The ENHSS is not simply a “technical” document as articulated on several occasions publicly by councillors Jones, Ketchabaw, Martyn, and Mennill since 2019.  These interpretations are incorrect and demonstrate significant misapprehension/absence of fluency in the ENHSS and the overall PPS obligations.

Another consideration mentioned by councillors Martyn, McPhail, and Purcell is to include the ENHSS as an appendix to a new official plan for “information” purposes that are undefined.

Neither EnPointe nor our clientele regard this positively; interests in Elgin would rely upon this regardless of its status as ‘authoritative’ or ‘adopted’ or ‘included.’  This view is reinforced by conduct observed in recent years even at County.

In 2015, Elgin County Council deferred adoption (never since reassessed) of the Elgin County Shoreline Management Plan (ECSMP) given the controversial nature of same and, as pointed out by multiple actors (including EnPointe), due to scientific and technical problems identified in the material.

Despite this, Elgin County planning attempted to incorporate technicalities published in the ECSMP in 2018-2019 into recommendations to council on planning considerations.  This was despite a decision three years earlier not to use the ECSMP in county planning or as an acceptable technical framework.

Analogous to the ECSMP, a tacit inclusion of the ENHSS outside public lands in Elgin County, can reasonably be forecast to set conditions for its acceptance and use.  In simple terms: if it lives it will breathe; if it is slain it will die; if it is leashed it cannot run away.

  1. Public Notification and Consultation Incomplete

EnPointe would add that there has been little obvious notification in respect of public input.

County and the seven lower tiers in Elgin maintain direct lines of communication to ratepayers via tax assessments.  EnPointe has frequently observed comments from Elgin County council about inviting public and stakeholder participation but “we hold it and no one comes” (words similar expressed by councillors Martyn and Mennill as recently as the fall 2020).

Publicity on same via print media is ineffective in reaching the majority of local residents. Few subscribe to that media any longer. EnPointe would note that finding any major indications as to County’s intent would require significant investigation by a web-user or citizen – particularly those with limited familiarity with how and available time to access municipal decisions and policies.  Notification of Official Plan updates, potential environmental encumbrances, and any zoning and permitted use(s) changes warrant direct communication with affected ratepayers at a minimum.

We appreciate that Elgin County has formalized a consultative framework.  Why this was done when several other enhanced municipal frameworks were available for adaptation in Elgin is unclear.  Any defence ultimately that ‘adequate’ notification has occurred absent a direct notification to a tax-assessed property owner simply does not hold even when the additional, Elgin-devised consultative framework is taken into account.  There is no substitute for direct correspondence and notification when increased costs, encumbrances/encroachments, and new rules arise.  Jurisdictions in eastern Ontario have felt the impact of citizen backlash in respect of these very considerations since 2015.

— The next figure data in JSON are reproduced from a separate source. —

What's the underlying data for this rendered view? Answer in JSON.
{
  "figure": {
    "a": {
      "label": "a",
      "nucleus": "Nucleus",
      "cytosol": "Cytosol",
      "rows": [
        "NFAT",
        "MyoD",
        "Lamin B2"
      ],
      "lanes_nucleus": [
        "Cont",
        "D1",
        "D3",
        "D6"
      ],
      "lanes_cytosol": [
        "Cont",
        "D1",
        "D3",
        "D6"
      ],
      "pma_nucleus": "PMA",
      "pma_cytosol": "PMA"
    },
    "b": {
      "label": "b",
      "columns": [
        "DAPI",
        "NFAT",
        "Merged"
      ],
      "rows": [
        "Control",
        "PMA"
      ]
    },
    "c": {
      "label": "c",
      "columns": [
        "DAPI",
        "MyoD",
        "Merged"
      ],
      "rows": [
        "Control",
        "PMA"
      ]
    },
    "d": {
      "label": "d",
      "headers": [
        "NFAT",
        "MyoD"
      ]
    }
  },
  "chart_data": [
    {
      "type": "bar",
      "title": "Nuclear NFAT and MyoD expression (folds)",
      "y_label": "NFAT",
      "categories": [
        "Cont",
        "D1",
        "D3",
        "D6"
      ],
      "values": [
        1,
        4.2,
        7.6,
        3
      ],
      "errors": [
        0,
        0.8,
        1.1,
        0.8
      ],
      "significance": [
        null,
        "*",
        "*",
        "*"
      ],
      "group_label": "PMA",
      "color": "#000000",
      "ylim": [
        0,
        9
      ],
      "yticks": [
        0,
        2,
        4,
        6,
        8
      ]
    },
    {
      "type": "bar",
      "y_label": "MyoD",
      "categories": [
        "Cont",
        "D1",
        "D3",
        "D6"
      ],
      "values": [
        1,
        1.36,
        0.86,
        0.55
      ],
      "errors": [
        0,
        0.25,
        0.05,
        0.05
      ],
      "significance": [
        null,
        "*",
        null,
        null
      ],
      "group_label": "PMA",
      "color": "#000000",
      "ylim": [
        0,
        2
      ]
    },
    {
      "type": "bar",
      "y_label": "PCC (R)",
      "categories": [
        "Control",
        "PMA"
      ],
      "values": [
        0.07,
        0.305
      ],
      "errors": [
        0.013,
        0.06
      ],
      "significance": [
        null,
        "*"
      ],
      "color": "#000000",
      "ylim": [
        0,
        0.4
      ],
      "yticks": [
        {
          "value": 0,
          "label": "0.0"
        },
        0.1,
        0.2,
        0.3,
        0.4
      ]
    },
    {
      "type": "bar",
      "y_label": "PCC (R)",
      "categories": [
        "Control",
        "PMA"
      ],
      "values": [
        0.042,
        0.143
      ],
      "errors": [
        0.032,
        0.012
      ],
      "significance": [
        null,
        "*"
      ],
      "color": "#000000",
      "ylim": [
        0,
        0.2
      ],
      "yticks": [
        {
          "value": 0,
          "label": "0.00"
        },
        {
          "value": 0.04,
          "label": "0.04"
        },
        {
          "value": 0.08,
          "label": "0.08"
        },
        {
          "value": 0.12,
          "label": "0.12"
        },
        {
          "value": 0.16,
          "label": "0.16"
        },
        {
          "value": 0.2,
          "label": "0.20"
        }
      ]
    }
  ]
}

  1.  Next Steps and Request for Direction

EnPointe is prepared to make high-level representations on where the flaws exist on the NHSS, on the incomplete rationale behind its regulatory intent, and why controlled, limited application is warranted. We do however require your office’s direction on the intake options with staff as a substantive review and in any public process on broad comments.

EnPointe wishes to be helpful to inform County beyond what is extant to produce a correct and reasonable outcome.  We trust this correspondence will not be viewed as a collateral attack on County’s efforts.

Many of the influencers and personalities that began the ENHSS process are no longer present and the results/recommendations on the table are not organic or native to Elgin County as an institution.  The NHSS mandate is not original to Elgin and rests with the province.  Permitting the influence and impact however is well within Elgin County’s spectrum of control.

I look forward to your direction and any comments or replies you deem warranted.  All are welcome.